Reputation: 83
We have an issue where our CentOS 7 server will not generate a kernel dump file in /var/crash upon Kernel panic. It appears the crash kernel never boots. We’ve followed the Rhel guide (http://red.ht/1sCztdv) on configuring crash dumps and at first glance everything appears to be configured correctly. We are triggering a panic like this:
echo 1 > /proc/sys/kernel/sysrq
echo c > /proc/sysrq-trigger
This causes the system to freeze. We get no messages on the console and the console becomes unresponsive. At this point I would imagine the system would boot a crash kernel and begin writing a dump out to /var/crash. I’ve left it in this frozen state for up to 30 minutes to give it time to complete the entire dump. However after a hard cold reboot /var/crash is empty.

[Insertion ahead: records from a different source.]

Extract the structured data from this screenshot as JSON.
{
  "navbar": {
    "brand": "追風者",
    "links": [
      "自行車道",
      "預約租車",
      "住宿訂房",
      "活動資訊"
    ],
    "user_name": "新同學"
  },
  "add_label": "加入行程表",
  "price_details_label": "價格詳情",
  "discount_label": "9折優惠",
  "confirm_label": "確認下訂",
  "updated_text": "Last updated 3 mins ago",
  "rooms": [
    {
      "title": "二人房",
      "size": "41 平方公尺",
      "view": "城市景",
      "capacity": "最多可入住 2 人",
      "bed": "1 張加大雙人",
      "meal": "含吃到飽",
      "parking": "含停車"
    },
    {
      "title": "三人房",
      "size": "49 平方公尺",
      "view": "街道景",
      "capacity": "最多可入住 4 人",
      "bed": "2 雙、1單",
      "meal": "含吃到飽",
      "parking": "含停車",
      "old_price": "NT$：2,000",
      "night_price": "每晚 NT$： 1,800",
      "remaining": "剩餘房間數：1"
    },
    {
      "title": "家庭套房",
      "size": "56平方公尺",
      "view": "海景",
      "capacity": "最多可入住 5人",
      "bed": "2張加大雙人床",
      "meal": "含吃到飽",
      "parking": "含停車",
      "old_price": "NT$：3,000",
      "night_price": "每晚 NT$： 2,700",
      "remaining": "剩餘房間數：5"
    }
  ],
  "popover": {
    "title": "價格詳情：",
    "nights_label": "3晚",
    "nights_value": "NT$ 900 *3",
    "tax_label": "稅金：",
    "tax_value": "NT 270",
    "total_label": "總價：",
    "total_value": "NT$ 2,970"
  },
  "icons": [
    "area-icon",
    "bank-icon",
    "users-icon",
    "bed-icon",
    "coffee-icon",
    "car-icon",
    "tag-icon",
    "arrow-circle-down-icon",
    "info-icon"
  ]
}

Additionally, I've replicated the configuration in a KVM virtual machine and kdump words as expected. So there is either something wrong with my configuration on the physical system or something odd about that hardware config that causes the hang rather than the dump.
Our server is an HP G9 with 24 cores and 128GB of memory. Here are some other details:
[user@host]$ cat /proc/cmdline
BOOT_IMAGE=/vmlinuz-3.10.0-123.el7.x86_64 root=UUID=287798f7-fe7a-4172-a35a-6a78051af4d2 ro rd.lvm.lv=vg_sda/lv_root vconsole.font=latarcyrheb-sun16 rd.lvm.lv=vg_sda/lv_swap crashkernel=auto vconsole.keymap=us rhgb nosoftlockup intel_idle.max_cstate=0 mce=ignore_ce processor.max_cstate=0 idle=mwait isolcpus=2-11,14-23
[user@host]$ systemctl is-active kdump
active
[user@host]$ cat /etc/kdump.conf
path /var/crash
core_collector makedumpfile -l --message-level 1 -d 31 -c
[user@host]$ cat /proc/iomem |grep Crash
2b000000-357fffff : Crash kernel
[user@host]$ dmesg|grep Reserving
[ 0.000000] Reserving 168MB of memory at 688MB for crashkernel (System RAM: 131037MB)
[user@host]$ df -h
Filesystem Size Used Avail Use% Mounted on
/dev/mapper/vg_sda-lv_root 133G 4.7G 128G 4% /
devtmpfs 63G 0 63G 0% /dev
tmpfs 63G 0 63G 0% /dev/shm
tmpfs 63G 9.1M 63G 1% /run
tmpfs 63G 0 63G 0% /sys/fs/cgroup
/dev/sda1 492M 175M 318M 36% /boot
/dev/mapper/vg_sdb-lv_data 2.8T 145G 2.6T 6% /data
Upvotes: 2
Views: 5980
Reputation: 11
Eric,
1G seems a bit large. I've never seen anything larger than 200M for a normal server. Not sure about the sysconfig settings. Compression is a good idea but I don't think it would affect the issue since you're target is close to total memory and you're only dumping the kernel ring.
Upvotes: 0
Reputation: 83
After modifying the following parameters we were able to reliably get crash dumps:
Not 100% sure why this works but it does. Would love to know what others think
Eric
Upvotes: 2